El corazón revolucionado, ávido de bombear toda la sangre de su cuerpo en un segundo, es quien marca el ritmo que toman sus pasos cuando sus pies se deciden a buscar la salida, sacarlo de ahí, sin pararse a pensar en la forma en que se enredan entre sí provocando tropiezos que acaban con su cuerpo estrellándose sobre los azulejos, percudidos y mojados. Si encuentra la voluntad para volver a levantarse a pesar del mareo es solo debido a que de pronto se le antojan las luces más brillantes que hace un segundo, a que las paredes súbitamente han comenzado a cerrarse a su alrededor, volviéndose más pequeñas; y hay una voz grave que le susurra al oído que si no se va en ese instante, jamás podrá salir de ahí.

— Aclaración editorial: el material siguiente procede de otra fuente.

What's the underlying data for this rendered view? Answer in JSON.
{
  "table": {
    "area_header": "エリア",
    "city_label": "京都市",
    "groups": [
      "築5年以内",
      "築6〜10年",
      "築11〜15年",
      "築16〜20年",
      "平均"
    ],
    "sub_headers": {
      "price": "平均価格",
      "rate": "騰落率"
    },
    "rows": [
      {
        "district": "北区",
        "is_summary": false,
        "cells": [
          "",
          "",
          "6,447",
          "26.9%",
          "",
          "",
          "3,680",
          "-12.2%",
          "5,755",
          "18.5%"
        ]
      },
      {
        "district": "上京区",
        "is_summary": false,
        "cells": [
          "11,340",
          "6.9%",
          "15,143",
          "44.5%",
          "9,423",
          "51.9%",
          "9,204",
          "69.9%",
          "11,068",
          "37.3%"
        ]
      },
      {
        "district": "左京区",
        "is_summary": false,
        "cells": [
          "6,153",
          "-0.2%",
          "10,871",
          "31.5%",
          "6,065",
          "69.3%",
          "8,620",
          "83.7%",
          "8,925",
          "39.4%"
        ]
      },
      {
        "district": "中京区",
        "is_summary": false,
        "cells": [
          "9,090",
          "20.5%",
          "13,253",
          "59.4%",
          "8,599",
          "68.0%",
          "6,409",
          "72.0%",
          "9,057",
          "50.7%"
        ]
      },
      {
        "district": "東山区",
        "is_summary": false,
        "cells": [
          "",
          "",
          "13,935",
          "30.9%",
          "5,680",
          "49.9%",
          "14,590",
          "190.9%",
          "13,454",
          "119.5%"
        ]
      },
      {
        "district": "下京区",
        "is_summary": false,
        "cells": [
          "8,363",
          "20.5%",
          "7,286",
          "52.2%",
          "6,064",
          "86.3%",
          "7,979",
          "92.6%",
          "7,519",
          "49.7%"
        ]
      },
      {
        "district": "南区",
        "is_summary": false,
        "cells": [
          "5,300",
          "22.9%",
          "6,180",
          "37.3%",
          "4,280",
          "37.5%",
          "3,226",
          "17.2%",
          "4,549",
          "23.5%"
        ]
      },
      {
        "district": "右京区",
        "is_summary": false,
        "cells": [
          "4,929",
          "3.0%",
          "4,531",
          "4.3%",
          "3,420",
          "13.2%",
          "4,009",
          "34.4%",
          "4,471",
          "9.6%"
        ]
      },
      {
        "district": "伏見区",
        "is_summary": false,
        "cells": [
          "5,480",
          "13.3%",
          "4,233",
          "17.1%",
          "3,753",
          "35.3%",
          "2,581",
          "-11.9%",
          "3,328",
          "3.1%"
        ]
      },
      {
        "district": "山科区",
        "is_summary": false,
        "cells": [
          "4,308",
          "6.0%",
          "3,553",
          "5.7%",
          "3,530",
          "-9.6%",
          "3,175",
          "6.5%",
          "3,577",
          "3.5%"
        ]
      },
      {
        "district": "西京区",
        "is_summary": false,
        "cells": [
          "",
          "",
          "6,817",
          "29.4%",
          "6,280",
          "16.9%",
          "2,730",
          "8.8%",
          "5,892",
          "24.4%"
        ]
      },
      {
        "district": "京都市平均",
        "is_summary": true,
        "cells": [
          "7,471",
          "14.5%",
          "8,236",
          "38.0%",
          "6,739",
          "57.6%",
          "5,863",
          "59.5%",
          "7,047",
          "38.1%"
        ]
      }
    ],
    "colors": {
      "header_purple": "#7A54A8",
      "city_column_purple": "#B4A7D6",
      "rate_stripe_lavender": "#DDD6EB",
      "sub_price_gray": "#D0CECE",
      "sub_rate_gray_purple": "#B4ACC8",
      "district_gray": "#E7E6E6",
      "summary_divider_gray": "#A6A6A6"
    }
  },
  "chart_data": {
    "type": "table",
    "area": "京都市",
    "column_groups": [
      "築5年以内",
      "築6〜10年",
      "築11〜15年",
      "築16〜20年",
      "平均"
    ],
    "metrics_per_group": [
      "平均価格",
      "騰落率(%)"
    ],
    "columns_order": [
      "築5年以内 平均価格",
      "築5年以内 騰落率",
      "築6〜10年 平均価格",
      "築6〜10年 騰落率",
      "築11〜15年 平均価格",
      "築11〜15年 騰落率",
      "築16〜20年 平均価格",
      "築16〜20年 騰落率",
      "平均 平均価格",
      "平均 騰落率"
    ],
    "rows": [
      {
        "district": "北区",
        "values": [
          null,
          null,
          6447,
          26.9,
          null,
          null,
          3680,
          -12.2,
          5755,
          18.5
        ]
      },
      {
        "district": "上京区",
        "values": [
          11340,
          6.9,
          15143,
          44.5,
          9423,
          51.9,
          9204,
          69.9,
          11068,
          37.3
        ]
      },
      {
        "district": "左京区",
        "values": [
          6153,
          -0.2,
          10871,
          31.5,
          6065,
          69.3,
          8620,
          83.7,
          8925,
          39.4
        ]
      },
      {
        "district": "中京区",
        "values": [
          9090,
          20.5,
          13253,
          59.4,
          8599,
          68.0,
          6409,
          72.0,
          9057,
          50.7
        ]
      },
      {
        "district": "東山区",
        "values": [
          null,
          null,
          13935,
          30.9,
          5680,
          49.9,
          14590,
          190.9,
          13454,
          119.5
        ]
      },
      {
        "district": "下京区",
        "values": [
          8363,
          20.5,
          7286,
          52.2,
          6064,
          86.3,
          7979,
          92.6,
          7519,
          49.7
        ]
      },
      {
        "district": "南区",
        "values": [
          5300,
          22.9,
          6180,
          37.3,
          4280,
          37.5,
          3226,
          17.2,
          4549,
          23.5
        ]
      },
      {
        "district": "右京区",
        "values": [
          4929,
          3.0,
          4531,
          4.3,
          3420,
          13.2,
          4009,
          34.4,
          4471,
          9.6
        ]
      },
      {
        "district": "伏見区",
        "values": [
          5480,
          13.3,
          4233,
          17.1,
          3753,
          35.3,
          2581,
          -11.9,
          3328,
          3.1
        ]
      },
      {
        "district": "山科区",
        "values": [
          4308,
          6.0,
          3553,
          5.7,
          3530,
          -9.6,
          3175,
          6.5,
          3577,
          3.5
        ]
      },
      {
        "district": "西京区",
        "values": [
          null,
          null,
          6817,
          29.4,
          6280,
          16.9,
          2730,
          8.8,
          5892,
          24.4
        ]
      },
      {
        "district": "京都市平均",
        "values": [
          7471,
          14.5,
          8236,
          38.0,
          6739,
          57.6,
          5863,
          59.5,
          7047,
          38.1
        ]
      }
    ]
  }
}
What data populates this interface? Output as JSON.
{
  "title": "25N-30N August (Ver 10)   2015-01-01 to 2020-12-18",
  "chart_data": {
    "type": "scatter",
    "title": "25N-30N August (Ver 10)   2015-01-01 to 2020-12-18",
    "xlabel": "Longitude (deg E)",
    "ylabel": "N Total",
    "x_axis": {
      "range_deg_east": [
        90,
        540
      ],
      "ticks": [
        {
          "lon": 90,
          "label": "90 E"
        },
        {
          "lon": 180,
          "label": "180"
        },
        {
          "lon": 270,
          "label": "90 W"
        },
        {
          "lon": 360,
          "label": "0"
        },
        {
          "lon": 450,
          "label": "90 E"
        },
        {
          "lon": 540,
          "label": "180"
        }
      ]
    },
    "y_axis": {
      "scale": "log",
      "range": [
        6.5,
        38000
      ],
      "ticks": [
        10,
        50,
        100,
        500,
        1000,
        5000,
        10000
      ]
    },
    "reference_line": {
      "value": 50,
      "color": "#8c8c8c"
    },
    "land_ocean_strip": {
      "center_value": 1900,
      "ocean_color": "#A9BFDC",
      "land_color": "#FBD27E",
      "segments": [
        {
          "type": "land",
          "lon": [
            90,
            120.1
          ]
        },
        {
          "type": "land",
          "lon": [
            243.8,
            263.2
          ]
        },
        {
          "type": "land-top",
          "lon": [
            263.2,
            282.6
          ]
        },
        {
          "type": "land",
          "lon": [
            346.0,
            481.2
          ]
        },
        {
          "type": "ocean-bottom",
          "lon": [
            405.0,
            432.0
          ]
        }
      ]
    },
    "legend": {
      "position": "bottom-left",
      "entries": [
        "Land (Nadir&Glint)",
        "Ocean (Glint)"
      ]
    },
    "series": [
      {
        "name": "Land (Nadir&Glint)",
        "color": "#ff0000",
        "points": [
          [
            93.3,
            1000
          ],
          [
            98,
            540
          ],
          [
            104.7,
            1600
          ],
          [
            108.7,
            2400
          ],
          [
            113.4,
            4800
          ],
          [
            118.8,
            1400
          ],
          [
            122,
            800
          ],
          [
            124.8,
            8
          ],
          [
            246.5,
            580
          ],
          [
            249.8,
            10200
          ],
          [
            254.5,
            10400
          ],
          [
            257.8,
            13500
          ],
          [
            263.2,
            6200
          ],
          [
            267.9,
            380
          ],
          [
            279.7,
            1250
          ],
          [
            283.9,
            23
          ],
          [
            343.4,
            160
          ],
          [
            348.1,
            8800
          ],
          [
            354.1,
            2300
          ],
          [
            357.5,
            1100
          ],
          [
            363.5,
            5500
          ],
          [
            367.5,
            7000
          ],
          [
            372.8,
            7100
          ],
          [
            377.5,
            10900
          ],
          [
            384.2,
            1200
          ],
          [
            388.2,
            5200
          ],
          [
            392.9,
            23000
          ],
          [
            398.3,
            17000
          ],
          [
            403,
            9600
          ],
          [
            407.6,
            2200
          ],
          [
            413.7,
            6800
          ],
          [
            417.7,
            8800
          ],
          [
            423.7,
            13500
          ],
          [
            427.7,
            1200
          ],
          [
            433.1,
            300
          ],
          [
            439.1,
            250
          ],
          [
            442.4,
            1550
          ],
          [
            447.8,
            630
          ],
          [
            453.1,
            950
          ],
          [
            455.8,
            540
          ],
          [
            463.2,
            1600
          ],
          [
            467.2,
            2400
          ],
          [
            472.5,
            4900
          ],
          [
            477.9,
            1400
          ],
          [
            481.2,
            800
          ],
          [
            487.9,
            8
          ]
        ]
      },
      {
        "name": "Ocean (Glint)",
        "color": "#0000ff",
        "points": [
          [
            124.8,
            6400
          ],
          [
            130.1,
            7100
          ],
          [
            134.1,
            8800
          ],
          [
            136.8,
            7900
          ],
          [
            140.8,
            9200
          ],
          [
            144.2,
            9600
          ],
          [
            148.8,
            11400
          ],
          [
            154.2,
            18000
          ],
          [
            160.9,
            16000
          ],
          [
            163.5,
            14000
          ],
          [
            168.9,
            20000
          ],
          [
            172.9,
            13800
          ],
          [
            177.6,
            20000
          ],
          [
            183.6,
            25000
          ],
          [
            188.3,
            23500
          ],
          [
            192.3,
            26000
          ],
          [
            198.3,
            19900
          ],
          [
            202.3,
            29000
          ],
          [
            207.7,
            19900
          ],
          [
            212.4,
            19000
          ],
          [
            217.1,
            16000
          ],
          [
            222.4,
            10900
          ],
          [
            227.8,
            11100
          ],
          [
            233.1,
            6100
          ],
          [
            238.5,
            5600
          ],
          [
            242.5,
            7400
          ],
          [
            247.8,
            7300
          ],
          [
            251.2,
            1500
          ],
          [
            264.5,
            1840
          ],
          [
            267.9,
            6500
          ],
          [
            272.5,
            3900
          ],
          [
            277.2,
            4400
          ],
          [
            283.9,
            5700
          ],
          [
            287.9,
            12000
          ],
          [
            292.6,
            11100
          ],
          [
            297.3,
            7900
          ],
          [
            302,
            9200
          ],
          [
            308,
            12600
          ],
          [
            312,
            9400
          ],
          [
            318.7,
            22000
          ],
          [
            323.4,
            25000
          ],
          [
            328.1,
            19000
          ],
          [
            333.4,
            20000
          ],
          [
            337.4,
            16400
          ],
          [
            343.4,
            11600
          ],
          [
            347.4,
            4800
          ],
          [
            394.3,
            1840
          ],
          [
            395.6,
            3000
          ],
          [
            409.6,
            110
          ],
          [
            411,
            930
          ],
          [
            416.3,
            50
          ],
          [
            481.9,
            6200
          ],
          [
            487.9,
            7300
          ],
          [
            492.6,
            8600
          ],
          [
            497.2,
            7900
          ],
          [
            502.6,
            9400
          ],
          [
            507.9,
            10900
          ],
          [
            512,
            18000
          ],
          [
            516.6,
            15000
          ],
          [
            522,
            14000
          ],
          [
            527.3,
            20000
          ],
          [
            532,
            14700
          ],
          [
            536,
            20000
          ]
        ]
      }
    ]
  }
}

Así que se arrastra por instinto hasta que sus palmas no tocan el suelo, sino la pared, y después de esta la piel ardiente de quién sabe quién, que se le cruza en el camino. Como un sabueso maldito sigue el sonido amortiguado de la música hasta que se le cumple de lleno el deseo hambriento de encontrarse de frente con el océano de gente que, bajo los efectos de la coca, han perdido el rostro, el sexo y cualquier cosa que alguna vez pudiese haberlos identificado como seres humanos. Se talla la nariz con fuerza, en un inútil intento de dispersar la irritación que le quema la nariz y se extiende hasta la boca de su garganta; y mientras el incendio da su avanzada de reconocimiento por sus ojos, su lengua y los oídos, se hunde hasta el cuello en aquella masa danzante de sombras que lo empujan, lo jalan, lo tocan y serpentean por sus brazos.


El volumen de las luces y el color de la música que lo envuelve son suficientes para adormecer sus pensamientos por un instante, y entonces llega el bienestar. La felicidad, la euforia, las ganas de sentir por completo los cuerpos que se chocan contra el suyo, la frescura de cada bocanada de ese aire viciado lleno de humo, con sus notas de lágrimas y saliva y sudor; tabaco rancio, alcohol adulterado.


Palpa la mezclilla sobre sus muslos, busca el teléfono sin saber qué desea hallar en realidad. Pero la batería ha muerto, y todo lo que encuentra en la pantalla es su reflejo pálido, demacrado, húmedo y desorientado. Cuando lo guarda de nuevo, se olvida de lo que ha visto.


Las culpas pueden esperar a la mañana.Siempre a la mañana.